En fait, la notion d’exigence telle que vous la décrivez (augmentant avec l’âge) va de paire avec l’égoïsme : elle ne laisse aucune place (ou si peu) à l’empathie, l’humilité, le respect pourtant nécessaires pour s’ouvrir à quelqu’un TEL qu’il EST & non pas comme on voudrait qu’il soit. C’est une manière de vivre la relation extrêmement nombriliste et qui ne permet que des échanges très superficiels : on ne rencontre jamais l’autre en tant que personne humaine , on en reste aux apparences et à ce qui satisfait chacun mutuellement. Or, une véritable relation amoureuse, c’est accepter AUSSI ce qui nous déplaît chez l’autre. :-) … et faire avec. C’est un enseignement qui fait vraiment grandir. Prétendre que parce qu’on exige de soi, on peut exiger des autres n’est juste qu’une attitude toute perso, en rien un droit justifié : les autres ne nous doivent rien. Si on est exigeant avec soi-même , ça ne regarde que nous ! Si d’autres ne veulent pas être ainsi, en tout cas pas sur les mêmes sujets que nous, c’est leur vie… et leur liberté. C’est surtout ce point qui me dérange : l’exigence avec soi imposée comme référence aux autres, c’est vouloir mettre la main sur leur liberté d’être en sous-entendant “Si tu veux me plaire, tu devras changer ça et aussi ça.” C’est tout simplement injuste. C’est se placer au-dessus de l’autre en prétendant détenir la vérité selon ses critères à soi. Evidemment, vouloir vivre une authentique histoire d’amour (entendre liaison durable et ressourçante) sur de telles bases est utopique. On vivra des relations ou des coups mais avec insatisfaction.

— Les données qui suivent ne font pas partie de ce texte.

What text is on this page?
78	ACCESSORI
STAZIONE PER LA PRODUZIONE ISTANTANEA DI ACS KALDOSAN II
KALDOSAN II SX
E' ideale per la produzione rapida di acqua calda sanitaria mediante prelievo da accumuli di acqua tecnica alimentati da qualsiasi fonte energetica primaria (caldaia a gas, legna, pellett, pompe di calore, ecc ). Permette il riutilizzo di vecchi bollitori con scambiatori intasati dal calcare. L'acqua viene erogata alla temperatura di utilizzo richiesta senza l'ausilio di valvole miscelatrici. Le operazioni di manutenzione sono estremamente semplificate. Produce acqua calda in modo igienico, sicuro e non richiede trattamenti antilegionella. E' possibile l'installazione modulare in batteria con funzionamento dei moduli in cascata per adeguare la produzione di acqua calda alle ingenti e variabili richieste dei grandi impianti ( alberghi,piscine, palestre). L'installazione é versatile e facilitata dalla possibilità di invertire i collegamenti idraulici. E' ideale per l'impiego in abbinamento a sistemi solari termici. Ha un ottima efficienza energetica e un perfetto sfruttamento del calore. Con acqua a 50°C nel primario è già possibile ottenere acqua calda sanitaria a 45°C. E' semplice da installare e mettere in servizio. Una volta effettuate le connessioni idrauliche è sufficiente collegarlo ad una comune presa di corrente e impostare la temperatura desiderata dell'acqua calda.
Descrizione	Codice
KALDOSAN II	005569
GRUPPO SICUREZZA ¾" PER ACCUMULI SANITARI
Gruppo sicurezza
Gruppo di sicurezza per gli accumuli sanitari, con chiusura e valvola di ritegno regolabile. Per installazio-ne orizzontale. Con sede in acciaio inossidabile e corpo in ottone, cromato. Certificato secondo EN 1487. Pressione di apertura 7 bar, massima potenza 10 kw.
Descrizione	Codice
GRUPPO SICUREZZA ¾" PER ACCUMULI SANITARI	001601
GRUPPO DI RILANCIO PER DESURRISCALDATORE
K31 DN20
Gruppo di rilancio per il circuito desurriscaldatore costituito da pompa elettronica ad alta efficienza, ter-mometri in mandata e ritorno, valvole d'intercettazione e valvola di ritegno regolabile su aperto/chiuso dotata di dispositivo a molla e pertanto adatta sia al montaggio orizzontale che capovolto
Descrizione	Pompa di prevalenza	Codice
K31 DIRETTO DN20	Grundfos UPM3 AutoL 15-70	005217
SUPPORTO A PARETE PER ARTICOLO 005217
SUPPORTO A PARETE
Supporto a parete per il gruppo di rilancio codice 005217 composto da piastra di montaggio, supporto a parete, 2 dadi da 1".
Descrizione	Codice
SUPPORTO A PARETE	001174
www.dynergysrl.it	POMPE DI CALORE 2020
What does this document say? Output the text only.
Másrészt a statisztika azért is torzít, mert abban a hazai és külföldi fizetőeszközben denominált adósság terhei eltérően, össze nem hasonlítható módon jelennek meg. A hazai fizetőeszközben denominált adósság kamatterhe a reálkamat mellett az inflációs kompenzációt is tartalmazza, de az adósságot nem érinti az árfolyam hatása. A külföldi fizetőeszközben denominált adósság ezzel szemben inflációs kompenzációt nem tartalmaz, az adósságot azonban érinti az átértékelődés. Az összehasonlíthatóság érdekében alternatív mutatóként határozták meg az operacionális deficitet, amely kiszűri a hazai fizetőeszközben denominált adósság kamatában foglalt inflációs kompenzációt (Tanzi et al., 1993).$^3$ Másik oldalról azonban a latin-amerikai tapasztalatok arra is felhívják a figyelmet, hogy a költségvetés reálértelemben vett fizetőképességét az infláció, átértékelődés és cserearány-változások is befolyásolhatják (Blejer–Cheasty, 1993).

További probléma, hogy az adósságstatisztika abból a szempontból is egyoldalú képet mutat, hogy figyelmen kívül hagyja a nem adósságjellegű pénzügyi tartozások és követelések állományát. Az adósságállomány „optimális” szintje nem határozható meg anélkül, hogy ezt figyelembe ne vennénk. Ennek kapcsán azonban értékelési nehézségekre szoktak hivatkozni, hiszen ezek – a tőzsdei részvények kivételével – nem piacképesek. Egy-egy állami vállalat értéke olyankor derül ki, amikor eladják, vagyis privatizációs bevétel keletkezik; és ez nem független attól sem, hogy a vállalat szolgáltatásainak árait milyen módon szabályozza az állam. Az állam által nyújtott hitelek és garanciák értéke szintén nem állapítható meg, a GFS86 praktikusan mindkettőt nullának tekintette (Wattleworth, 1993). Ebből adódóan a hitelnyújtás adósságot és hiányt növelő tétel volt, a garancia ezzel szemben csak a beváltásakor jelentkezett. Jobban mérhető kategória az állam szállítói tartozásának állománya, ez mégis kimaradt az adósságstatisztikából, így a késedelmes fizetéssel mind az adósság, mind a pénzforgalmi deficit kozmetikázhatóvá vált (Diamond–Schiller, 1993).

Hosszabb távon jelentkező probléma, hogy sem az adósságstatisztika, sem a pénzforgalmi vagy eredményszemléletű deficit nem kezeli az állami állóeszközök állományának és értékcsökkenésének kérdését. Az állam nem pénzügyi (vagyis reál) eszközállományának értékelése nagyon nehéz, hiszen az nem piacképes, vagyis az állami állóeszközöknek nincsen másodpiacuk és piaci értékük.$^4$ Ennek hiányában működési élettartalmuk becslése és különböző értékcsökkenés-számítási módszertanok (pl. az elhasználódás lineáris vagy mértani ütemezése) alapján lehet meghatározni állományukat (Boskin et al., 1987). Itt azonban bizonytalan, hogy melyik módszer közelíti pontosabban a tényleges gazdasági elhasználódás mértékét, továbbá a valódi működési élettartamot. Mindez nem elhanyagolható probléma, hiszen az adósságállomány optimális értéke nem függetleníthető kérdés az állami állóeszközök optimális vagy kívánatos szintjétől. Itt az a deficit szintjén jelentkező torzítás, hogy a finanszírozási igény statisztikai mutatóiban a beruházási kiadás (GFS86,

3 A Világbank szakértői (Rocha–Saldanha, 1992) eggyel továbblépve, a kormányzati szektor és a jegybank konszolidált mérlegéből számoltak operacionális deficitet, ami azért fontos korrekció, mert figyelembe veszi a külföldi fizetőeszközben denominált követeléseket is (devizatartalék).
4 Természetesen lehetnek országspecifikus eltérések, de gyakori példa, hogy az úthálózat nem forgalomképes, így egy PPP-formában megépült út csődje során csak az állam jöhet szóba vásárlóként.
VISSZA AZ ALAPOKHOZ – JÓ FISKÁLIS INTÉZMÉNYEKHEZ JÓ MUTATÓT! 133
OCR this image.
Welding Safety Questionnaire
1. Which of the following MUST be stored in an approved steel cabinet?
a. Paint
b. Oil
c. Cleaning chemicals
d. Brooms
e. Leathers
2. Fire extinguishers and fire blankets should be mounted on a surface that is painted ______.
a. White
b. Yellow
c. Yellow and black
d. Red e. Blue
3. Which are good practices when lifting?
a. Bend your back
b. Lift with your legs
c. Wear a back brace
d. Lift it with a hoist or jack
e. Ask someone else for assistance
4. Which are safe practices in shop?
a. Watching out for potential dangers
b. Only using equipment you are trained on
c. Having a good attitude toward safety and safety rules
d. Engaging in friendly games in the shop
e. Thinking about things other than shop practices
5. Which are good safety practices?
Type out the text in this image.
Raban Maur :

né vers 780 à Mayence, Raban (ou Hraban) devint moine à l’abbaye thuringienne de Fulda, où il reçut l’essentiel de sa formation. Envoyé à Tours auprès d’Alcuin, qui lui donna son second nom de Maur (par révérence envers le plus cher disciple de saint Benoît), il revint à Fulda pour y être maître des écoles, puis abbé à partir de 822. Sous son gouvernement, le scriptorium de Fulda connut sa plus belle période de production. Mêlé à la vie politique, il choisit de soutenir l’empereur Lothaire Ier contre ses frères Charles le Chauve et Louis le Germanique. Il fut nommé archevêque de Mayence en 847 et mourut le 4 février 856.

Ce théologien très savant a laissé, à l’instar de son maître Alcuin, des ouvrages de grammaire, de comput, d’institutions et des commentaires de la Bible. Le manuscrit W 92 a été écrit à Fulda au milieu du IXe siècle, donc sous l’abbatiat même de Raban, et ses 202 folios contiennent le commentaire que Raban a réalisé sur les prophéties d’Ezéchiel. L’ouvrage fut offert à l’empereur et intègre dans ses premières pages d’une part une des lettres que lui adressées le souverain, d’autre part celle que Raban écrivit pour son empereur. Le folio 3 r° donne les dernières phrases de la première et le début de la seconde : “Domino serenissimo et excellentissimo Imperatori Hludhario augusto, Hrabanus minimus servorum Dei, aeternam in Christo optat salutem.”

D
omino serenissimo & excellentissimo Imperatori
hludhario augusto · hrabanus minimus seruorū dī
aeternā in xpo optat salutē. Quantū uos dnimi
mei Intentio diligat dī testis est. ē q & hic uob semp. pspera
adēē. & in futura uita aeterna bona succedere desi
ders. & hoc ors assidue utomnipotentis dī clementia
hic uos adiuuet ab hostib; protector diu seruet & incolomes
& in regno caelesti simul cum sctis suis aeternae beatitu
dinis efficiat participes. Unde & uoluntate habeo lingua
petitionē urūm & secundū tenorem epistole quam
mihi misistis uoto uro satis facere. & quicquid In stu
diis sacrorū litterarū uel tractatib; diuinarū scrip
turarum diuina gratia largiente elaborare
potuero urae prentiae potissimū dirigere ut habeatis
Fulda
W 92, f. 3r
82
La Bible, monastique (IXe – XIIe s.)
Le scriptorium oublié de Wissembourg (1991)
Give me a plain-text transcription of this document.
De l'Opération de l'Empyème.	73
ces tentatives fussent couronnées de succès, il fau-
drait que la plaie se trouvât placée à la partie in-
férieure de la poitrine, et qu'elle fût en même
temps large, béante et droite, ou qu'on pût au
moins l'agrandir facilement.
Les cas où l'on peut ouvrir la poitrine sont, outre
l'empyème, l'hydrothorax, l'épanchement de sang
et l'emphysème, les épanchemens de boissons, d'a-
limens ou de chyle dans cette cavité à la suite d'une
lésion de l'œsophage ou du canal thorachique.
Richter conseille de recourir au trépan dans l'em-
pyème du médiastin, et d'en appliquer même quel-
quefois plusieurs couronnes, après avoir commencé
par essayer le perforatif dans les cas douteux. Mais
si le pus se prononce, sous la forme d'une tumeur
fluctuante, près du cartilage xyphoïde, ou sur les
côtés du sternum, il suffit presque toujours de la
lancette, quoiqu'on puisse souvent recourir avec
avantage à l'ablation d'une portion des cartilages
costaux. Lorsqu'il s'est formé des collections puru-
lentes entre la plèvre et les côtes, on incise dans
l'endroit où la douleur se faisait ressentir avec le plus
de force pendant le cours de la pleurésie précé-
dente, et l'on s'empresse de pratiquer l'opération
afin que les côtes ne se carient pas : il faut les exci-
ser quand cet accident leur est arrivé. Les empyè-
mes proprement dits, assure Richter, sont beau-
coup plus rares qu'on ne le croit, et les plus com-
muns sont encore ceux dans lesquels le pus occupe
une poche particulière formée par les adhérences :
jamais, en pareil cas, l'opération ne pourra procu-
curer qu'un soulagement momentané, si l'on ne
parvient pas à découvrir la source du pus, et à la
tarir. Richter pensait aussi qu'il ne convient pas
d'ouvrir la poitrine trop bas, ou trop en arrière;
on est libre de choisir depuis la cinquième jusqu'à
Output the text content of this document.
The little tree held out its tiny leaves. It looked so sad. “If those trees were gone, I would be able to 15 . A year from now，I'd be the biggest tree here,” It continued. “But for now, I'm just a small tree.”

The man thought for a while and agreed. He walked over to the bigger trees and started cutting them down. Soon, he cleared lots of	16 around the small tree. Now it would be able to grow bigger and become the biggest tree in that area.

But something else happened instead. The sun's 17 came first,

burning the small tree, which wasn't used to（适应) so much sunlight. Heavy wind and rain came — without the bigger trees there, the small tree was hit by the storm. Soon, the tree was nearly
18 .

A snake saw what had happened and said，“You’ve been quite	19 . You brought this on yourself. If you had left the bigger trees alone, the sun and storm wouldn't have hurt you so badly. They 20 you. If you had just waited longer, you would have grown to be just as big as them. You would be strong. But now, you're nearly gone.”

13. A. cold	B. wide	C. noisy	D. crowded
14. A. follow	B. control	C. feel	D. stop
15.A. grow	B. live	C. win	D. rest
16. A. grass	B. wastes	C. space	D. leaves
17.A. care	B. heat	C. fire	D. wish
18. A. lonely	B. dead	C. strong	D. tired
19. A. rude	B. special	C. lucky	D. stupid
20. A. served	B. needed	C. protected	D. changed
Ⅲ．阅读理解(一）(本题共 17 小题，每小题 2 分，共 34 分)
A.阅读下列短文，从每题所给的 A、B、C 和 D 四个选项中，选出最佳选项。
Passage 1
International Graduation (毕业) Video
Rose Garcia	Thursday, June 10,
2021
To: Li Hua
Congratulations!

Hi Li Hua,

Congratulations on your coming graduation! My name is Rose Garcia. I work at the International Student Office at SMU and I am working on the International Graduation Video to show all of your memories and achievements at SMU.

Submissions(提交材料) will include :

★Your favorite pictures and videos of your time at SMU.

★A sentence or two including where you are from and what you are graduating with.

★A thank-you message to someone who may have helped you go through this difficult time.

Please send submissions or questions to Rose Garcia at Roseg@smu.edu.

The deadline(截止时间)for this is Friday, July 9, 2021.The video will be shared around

Heureusement que la vie met sur notre chemin des gens qui savent dépasser ces limites imposées par les critères sociaux et que l’amour, le vrai, peut faire sauter ses barrières sur la situation professionnelle, le physique et le reste. mais il est vrai que souvent ces personnes ont une intelligence relationnelle avec la vie : ils n’ont aucun a priori sur ce qui devrait être ou pas, ni sur les gens. Du coup, ils laissent libre cours à toute rencontre. C’est ce que rappelle Emmanuel plus haut avec son “omnivore” qui est en fait un gourmand de la vie, une personne en phase avec elle, sans préjugés. J’aimerais être plus souvent ainsi : savoir profiter d’un temps avec quelqu’un librement, sans exigence inopportune et pour tout dire malsaine. Mais j’y travaille. Eh oui, si c’est naturel pour certains, c’est + compliqué pour d’autres.

Cordialement

Écrit par Ellypso Waratahs le 4 mars 2013 à 16:27

Je suis tout à fait d’accord… Je me limite ici à la surface des choses car quand on rencontre quelqu’un, c’est sa physionomie que l’on juge en premier lieu. La personnalité, le charme, l’humour, viennent ensuite. Mais ce qui frappe au visage, c’est évidemment le physique. Après, loin de moi de vouloir transformer l’Autre. Ne serait-ce que parce que je n’ai aucun critère particulier : aucun de mes compagnons ne se ressemblent… Ils ont juste en point commun le fait d’être myope et d’avoir ainsi un regard particulier. Mais entre un blond un peu dodu, un grand brun trentenaire et un eurasien de 20 ans, tout est différent et je me suis contenté de ce que l’Amour voulait bien m’offrir. En revanche, mon exigence envers moi-même est soumise à rude épreuve : je suis de plus en plus intransigeant envers moi-même.